In der Pflegepolitik stellen wir den Menschen in den Mittelpunkt. Menschen, die auf Pflege oder Unterstützung angewiesen sind, sollen so lange wie möglich selbstbestimmt und gut versorgt in ihrem liebgewonnenen Quartier leben können, ohne in ein Heim umziehen zu müssen. Wir leben in einer Zeit, in der immer mehr Menschen allein leben. Um der Vereinsamung vorzubeugen, möchten wir – ähnlich wie der gut angenommene Babybesuchsdienst – einen Seniorenbesuchsdienst einführen, bei dem alle Menschen ab 70 Jahren von Mitarbeiter*innen der Sozialverwaltung besucht und mit Informationen über Unterstützungsmöglichkeiten aller Art versorgt werden. Auch Essener*innen mit Migrationshintergrund müssen gezielter adressiert werden. Diejenigen, die Angehörige oder Nahestehende pflegen, wollen wir entlasten. Wer in Pflege- und Gesundheitsfachberufen arbeitet, verdient mehr Anerkennung, Wertschätzung, bessere Arbeitsbedingungen und Bezahlung. Angebote an Kurzzeit- und Tagespflege und die stationären Einrichtungen müssen sich am Bedarf ausrichten. Wir wollen, dass die „Konferenz Pflege und Alter“ neu zusammengesetzt wird, so dass alle demokratischen Ratsfraktionen dort vertreten sind. Um eine verbindliche und kultursensible Pflegeplanung erstmals vorzunehmen, müssen Personalressourcen geschaffen werden.
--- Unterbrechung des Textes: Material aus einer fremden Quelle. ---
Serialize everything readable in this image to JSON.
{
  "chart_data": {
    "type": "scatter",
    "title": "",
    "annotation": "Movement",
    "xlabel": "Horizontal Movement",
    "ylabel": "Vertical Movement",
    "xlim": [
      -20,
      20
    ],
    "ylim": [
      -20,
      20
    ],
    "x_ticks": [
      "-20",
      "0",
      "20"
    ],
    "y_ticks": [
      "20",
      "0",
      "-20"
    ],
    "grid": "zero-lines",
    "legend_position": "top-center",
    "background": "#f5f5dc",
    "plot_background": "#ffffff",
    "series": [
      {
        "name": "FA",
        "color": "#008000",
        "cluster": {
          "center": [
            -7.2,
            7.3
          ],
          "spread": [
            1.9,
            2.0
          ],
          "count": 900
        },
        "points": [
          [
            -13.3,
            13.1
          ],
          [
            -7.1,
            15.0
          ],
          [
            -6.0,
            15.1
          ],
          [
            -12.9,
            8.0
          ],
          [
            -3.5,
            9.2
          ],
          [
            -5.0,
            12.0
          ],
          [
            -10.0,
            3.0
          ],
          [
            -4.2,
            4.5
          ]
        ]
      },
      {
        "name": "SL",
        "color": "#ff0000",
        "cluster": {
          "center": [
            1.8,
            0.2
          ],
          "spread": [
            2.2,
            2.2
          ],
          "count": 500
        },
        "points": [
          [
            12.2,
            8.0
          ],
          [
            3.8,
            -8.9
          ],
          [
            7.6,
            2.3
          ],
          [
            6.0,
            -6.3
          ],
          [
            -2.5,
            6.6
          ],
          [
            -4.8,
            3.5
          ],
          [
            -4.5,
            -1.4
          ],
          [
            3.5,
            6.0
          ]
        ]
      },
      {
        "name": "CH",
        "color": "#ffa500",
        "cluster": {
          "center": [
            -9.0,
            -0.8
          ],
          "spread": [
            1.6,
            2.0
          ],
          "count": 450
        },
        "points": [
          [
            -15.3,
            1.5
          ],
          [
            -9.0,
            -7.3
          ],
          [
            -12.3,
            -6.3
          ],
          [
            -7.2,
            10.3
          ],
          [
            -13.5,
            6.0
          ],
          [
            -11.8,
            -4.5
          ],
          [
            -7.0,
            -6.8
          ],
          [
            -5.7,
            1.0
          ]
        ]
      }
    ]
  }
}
Quartiere wollen wir in der Sozialraumplanung als Lebensmittelpunkt aller Menschen stärken. Nötig sind deshalb barrierefreie öffentliche Gebäude, die Einführung der „leichten Sprache“ in Behörden und auf den Webseiten der Stadt, Aktualisierung und Erweiterung des barrierefreien Innenstadtplanes (auch als App), ein Störungsmelder von Fahrstühlen und Rolltreppen im Nahverkehr, die Zertifizierung von Gebäuden und Orten nach Arten der Barrierefreiheit sowie die systematische Bedarfsermittlung von Wohnraum für Menschen mit Behinderung.

Die flächendeckende Einführung von Stadtteil-Ansprechpartner*innen für Menschen mit besonderen Herausforderungen ist uns ein zentrales Anliegen. Die Träger der Freien Wohlfahrtspflege sind hierfür unverzichtbare Partner.